# Natures comfort or Central Boiler



## jon 2701 (Aug 10, 2013)

I am moving to NH and will be getting an outdoor wood boiler. I did a lot of reading about the indoor vs outdoor gasification debate and the bottom line is I do not want any more mess in the house. I am looking at the CB e2400 vs the Natures Comfort GT6000. I know CB has been around along time however their price is 3k more. If quality is that much better I will spend the extra money. Cb has a square fire box while Nature Comfort is oblong. Does this really matter? Any advice would be great. Thanks


----------



## maple1 (Aug 10, 2013)

I'm likely biased to indoor, but do realize there are preferences that could lead to an outdoor choice. But after a year with my new setup, more mess is not one of them to me - there just isn't any more mess. I get no smoke on reloads or startups (unless I forget to open the bypass - even then it is very little) - the chimney sucks it all right through & up. And what bit of wood mess might be on the floor after a bit of burning just gets swept onto a shovel & thrown into the fire - more BTUs. All of that trumps having to go outside to maintain the heat, for me.

I would, however, not likely be so keen on inside if I didn't have the basement layout I have. If I couldn't roll the wood next to the boiler, I might have second thoughts. But capturing all heat loss inside the building envelope (except for what needs to go up the chimney) is hard for me to pass up.

Sorry, that likely didn't help much. As for the fireboxes, I think round ones are generally naturally stronger - but my new one is square, so I guess I'm putting my faith in the Swedes on that one.
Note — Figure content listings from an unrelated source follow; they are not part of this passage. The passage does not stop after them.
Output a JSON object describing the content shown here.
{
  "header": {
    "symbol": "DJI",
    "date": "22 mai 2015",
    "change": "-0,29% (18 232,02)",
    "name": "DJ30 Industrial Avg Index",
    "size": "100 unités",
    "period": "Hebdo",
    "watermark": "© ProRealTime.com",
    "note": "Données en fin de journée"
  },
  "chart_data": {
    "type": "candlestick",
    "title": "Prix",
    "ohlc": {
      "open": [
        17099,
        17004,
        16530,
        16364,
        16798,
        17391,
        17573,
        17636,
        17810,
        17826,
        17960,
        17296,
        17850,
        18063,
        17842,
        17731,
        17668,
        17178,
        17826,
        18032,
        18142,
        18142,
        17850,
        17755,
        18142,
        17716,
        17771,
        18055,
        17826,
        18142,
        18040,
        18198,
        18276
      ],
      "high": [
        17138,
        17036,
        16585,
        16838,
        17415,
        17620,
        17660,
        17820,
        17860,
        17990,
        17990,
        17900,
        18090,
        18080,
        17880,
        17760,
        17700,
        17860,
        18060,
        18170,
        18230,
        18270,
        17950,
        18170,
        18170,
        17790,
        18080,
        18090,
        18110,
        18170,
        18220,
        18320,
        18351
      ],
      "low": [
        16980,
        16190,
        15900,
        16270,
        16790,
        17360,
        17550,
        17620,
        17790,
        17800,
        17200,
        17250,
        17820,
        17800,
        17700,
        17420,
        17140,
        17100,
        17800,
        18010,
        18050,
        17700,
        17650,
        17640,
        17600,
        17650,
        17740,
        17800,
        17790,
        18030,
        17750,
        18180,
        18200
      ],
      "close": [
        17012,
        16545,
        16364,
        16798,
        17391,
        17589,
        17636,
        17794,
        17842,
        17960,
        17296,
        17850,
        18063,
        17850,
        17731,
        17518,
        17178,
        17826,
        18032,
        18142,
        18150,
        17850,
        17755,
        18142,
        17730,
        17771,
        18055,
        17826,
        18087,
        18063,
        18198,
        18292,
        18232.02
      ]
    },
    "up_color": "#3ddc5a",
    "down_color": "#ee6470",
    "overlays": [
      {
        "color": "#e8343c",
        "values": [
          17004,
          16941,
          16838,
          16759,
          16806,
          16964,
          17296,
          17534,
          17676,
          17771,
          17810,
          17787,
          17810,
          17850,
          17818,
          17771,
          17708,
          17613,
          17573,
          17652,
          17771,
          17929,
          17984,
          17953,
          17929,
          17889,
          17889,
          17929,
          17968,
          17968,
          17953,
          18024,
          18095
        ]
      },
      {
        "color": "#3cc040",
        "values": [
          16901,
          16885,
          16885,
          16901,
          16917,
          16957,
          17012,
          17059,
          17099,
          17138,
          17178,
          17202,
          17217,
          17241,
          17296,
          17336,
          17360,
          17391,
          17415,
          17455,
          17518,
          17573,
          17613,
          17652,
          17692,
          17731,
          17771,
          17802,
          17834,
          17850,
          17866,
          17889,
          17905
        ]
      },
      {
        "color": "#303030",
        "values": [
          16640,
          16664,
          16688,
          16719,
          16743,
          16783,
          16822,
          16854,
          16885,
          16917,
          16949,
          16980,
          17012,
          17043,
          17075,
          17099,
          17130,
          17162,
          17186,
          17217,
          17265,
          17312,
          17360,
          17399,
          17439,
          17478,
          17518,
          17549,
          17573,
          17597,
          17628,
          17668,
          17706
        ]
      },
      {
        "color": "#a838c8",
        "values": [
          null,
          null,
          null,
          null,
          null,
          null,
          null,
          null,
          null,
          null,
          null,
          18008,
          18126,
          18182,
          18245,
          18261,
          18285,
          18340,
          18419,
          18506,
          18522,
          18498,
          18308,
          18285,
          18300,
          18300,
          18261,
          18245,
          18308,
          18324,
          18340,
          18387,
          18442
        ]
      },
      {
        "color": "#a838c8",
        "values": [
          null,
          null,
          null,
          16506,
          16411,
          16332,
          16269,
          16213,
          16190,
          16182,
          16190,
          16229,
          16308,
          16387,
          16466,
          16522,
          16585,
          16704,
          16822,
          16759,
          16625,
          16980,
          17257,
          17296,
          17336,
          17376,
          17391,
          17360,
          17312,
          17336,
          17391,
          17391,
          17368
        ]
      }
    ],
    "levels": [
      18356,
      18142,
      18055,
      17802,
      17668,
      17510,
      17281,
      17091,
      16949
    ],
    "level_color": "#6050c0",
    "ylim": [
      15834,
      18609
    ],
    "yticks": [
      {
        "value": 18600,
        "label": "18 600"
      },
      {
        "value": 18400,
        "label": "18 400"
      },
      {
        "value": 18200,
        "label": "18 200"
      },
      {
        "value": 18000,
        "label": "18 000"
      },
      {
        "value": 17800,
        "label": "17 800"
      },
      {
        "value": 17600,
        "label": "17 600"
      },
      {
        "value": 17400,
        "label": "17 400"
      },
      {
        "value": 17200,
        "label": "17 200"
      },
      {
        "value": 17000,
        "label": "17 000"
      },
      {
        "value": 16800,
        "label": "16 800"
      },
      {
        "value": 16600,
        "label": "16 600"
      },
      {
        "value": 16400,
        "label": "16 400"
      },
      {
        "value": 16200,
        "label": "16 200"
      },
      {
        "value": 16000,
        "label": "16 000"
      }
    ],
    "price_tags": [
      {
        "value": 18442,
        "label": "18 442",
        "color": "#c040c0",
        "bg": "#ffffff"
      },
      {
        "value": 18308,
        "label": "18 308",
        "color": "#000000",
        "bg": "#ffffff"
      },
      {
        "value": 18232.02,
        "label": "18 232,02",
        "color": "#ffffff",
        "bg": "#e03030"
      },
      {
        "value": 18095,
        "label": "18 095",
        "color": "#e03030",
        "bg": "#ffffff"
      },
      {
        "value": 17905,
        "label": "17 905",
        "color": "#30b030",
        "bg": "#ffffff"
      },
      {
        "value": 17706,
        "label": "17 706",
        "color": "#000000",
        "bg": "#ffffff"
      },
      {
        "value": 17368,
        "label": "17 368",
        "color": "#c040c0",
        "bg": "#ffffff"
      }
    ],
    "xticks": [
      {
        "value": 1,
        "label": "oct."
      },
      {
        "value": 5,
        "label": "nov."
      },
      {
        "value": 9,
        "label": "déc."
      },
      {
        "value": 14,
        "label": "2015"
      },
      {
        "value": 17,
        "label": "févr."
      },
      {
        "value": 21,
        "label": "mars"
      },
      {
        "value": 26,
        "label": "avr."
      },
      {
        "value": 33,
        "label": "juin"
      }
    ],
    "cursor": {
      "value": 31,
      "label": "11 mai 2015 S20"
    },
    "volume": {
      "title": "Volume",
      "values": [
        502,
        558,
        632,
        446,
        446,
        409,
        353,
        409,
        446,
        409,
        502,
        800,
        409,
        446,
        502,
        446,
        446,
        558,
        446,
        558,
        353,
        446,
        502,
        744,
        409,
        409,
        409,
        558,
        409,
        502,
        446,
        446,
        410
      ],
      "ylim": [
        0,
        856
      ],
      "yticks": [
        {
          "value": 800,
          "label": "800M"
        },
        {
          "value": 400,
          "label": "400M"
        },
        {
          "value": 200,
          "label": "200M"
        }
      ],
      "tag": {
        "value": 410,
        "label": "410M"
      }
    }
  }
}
I do think that if I did need to go outdoors for whatever reason, I would do an inside boiler in an outside shed - maybe a Garn. With the whole winters wood supply under the same roof right next to it, and extra space for other 'shed' uses.


----------



## Coal Reaper (Aug 10, 2013)

I will echo everything maple said.  If you must go owb though look into portage and main as well.


----------



## jon 2701 (Aug 10, 2013)

P@M looks interesting. Says lifetime warranty. Not sure of the details on that. Does not explain the warranty. Do you know how the pricing compares to CB.


----------



## BoilerMan (Aug 10, 2013)

I would go indoor setup in outdoor shed if i had to go the outdoor setup as well.  That said it is more taxes you have to pay and all, and I realize it's not for everyone. 

Having seen the P&M in person several times, that's the OWB I'd get if I were to go OWB and not a shed of any type to house the whole wood/boiler setup.

TS


----------



## henfruit (Aug 10, 2013)

I agree with boiler man with the indoor boiler in a shed or garage.


----------



## rkusek (Aug 10, 2013)

From what I've read P&M is going to be the best OWB if you must go that route.  Like you I thought I wanted a CB OWB when I started reading this site about 5-6 yrs ago.  Many people on this site were in the same boat and went with the gasser route instead.  I ended up with a gasser in my pole barn and will finally have storage this winter.  If I had to do it all over I would probably go for the Garn Jr. with the built in 1000 gal of storage and put it on a slab and build a small boiler shed around it.  Enough to store a cord of wood and also some covered "lean to" area to stack dried wood for the entire season.  Instead of a Garn Jr. one could also put a gasser with a 1000 gal salvaged propane tank for a few thousand less but require more labor and piping.  Keep reading threads on this site and I bet you will come to the same conclusion.


----------



## jon 2701 (Aug 10, 2013)

What is the cost of the Garn Jr? It looks even more interesting than the P@M. It would have to go into an out building. The way I read the installation is that you have to enclose the unit in an insulated structure. This I guess would involve a 6" slab on footings to support the weight. Is this how it is done?


----------



## maple1 (Aug 10, 2013)

https://www.hearth.com/talk/threads/just-a-heads-up.111461/

It's in there somewhere on one of the PDFs - a bit over 10k I think.


----------



## heaterman (Aug 10, 2013)

jon 2701 said:


> What is the cost of the Garn Jr? It looks even more interesting than the P@M. It would have to go into an out building. The way I read the installation is that you have to enclose the unit in an insulated structure. This I guess would involve a 6" slab on footings to support the weight. Is this how it is done?


 

The Jr is $10,995. We have several Garns, both 1500 and 2000 models running in uninsulated buildings. The Garn itself is wrapped up tight but the buildings will run at outdoor ambient temp, whatever that may be.
As far as the 6" slab is concerned, nearly all we've put in are sitting on 4". No problems ever. A loaded Garn puts less PSI on your cement than your own foot.


----------



## heaterman (Aug 10, 2013)

Interesting, or maybe Providential that your bring up CB's and warranty questions at this particular time......

I was talking with a guy who works at a local business yesterday who said he had to send his CB in for repair. It was one of their gasifier designs but he didn;t know the exact model. It burned through the lower chamber and started to leak bad. He had to freight the boiler in for warranty repair that involved cutting off the bottom 1/3 of the firebox and refabbing a new secondary chamber underneath it. All told his "warranty repair cost him about $1400 for hiring someone with a forklift to load it, shipping costs and then unloading and re-installation when it came back 2 months later.
If you read the fine print of the warranty papers for OWB's of any nearly any manufacturer, there are enough loopholes  in them to make whatever they said nearly worthless.


----------